Raja Charles III mengenang 100 tahun kelahiran mendiang ibunya, Ratu Elizabeth II, dengan sebuah pidato yang sarat emosi. Dari kediamannya di Balmoral, Raja Charles mengajak publik untuk merenungkan kehidupan dan warisan abadi Sang Ratu yang telah memimpin Kerajaan Inggris selama tujuh dekade.
“Hari ini, saat kita memperingati ulang tahun ke-100 ibu saya tercinta, keluarga saya dan saya berhenti sejenak untuk merenungkan kehidupan dan kehilangan seorang penguasa yang sangat berarti bagi kita semua,” ujar Raja Charles dalam pesan yang direkam, Selasa (21/4/2026).
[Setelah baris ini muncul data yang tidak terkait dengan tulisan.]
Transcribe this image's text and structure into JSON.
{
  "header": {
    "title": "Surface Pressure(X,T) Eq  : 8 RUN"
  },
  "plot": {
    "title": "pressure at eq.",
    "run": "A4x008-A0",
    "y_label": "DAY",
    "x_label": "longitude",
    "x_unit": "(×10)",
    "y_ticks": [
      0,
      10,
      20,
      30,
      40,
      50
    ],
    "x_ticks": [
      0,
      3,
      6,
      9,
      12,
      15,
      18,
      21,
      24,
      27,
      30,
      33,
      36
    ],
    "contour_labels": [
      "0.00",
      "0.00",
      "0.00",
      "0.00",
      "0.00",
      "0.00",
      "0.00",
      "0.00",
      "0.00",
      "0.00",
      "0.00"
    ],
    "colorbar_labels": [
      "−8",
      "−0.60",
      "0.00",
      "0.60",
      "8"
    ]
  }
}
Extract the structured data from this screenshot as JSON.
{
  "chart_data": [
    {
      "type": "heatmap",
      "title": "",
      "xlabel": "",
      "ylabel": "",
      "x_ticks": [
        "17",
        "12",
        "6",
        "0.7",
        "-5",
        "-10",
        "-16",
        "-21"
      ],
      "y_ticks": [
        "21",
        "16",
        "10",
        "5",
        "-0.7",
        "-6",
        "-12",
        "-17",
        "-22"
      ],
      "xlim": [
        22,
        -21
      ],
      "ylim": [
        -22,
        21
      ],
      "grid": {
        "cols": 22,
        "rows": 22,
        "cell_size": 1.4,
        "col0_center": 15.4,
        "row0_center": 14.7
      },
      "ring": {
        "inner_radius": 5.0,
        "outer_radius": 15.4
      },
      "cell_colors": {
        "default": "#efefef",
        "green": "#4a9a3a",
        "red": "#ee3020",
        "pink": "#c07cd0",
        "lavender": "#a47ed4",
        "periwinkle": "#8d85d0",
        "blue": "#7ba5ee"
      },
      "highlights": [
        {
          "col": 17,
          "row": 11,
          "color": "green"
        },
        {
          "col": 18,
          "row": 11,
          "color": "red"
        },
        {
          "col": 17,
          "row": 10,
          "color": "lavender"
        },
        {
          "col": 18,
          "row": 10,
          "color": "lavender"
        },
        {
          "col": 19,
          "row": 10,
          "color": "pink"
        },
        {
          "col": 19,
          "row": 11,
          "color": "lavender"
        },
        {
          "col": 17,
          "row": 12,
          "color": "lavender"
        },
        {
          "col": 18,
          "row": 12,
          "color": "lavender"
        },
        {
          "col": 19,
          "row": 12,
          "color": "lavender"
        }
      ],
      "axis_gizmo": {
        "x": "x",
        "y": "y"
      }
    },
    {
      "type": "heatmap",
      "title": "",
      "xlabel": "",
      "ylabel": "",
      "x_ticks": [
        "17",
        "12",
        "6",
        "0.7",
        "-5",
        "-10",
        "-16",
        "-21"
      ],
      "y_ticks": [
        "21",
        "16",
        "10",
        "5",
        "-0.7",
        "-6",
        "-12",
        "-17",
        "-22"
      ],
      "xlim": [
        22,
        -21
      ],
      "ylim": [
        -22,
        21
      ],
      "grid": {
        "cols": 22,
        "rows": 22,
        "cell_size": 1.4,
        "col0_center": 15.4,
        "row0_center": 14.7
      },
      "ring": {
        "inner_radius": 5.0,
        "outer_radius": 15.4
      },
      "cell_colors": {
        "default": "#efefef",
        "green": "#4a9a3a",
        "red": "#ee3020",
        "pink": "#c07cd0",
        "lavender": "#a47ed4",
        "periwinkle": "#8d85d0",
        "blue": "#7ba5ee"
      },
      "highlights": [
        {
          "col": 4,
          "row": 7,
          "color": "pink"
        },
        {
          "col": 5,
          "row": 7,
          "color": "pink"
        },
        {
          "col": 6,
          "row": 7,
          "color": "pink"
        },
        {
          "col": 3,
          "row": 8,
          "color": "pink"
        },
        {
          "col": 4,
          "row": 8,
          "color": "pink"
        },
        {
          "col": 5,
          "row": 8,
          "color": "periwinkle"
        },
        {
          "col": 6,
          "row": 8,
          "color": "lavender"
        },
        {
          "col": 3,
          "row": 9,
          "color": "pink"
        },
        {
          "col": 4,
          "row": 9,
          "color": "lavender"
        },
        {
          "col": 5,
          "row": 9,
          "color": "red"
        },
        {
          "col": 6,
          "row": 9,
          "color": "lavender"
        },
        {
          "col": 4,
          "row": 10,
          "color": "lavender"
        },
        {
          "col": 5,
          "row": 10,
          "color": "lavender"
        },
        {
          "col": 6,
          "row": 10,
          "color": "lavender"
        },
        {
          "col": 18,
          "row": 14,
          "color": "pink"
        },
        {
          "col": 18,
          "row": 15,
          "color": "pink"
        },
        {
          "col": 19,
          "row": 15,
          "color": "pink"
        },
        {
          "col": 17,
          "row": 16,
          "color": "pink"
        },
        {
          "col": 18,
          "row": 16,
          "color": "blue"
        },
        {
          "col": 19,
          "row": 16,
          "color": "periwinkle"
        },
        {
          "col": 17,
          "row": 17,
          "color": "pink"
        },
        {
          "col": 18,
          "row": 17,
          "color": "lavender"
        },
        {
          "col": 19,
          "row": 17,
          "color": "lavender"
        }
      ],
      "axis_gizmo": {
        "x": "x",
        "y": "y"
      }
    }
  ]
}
Ia menekankan bagaimana komitmen dan janji yang dipegang teguh oleh Ratu Elizabeth telah membentuk berbagai aspek kehidupan, tidak hanya di Inggris, tetapi juga di seluruh negara Persemakmuran dan dunia.
Keteguhan di Tengah Perubahan Zaman
Dalam pidatonya, Raja Charles menggambarkan Ratu Elizabeth sebagai sosok yang teguh pendirian di tengah gelombang perubahan dunia yang dahsyat. Ia menyebut masa pemerintahan ibunya sebagai periode yang penuh dinamika, namun Sang Ratu tetap setia pada tugas dan pengabdiannya.
“Dalam setiap dekade, di setiap perubahan, beliau tetap konsisten, setia, dan sepenuhnya mendedikasikan diri kepada rakyat yang dilayaninya,” kata Charles, menggambarkan keteguhan ibundanya.
Ia juga menyoroti bagaimana sosok Ratu dikenang secara personal oleh banyak orang, mulai dari momen-momen kenegaraan yang megah hingga interaksi sederhana yang meninggalkan kesan mendalam.
Kenangan Hangat dan Pesan Harapan
Salah satu momen yang disinggung Raja Charles adalah kenangan hangat di akhir masa hidup Sang Ratu, termasuk kebersamaannya dalam sebuah sketsa bersama karakter fiksi Paddington Bear yang sempat menarik perhatian publik global.
Di tengah refleksi tersebut, Charles menyampaikan keyakinannya bahwa nilai-nilai yang diwariskan ibunya tetap relevan hingga kini. Ia mengutip pesan Sang Ratu yang menekankan pentingnya kebaikan dan harapan.
“Kebaikan akan selalu menang, dan harapan akan selalu ada di depan,” ujarnya, menyiratkan optimisme yang terus hidup.
Raja Charles mengajak masyarakat untuk meneruskan semangat tersebut, seraya mengutip pesan lama Ratu Elizabeth tentang pentingnya peran setiap individu dalam menciptakan dunia yang lebih baik. Pidato ditutup dengan kalimat personal yang menyentuh.
“Semoga Tuhan memberkatimu, Mama tersayang. Kau akan selalu berada di hati dan doa kami.”
Rangkaian Peringatan 100 Tahun Ratu Elizabeth
Peringatan 100 tahun kelahiran Ratu Elizabeth tidak hanya diisi dengan pidato. Keluarga kerajaan juga menggelar sejumlah agenda untuk menghormati warisannya.
Raja Charles bersama Ratu Camilla mengunjungi pameran busana bertajuk “Queen Elizabeth II: Her Life in Style” di Istana Buckingham. Pameran ini menampilkan ratusan koleksi pakaian ikonik Sang Ratu.
Selain itu, mereka dijadwalkan meninjau desain monumen Ratu Elizabeth yang akan dibangun di St. James’ Park. Kunjungan dilanjutkan dengan menghadiri resepsi khusus di Istana Buckingham bersama tamu undangan, termasuk para centenarian lain.
Warisan yang Terus Hidup
Ratu Elizabeth II lahir pada 21 April 1926 dan wafat pada 8 September 2022. Dengan masa pemerintahan selama 70 tahun, Ratu Elizabeth II meninggalkan jejak sejarah sebagai salah satu monarki paling berpengaruh di era modern.
Ia meninggal di usia 96 tahun setelah memerintah Inggris selama lebih dari 70 tahun, menjadikannya salah satu monarki dengan masa pemerintahan terlama dalam sejarah dunia modern.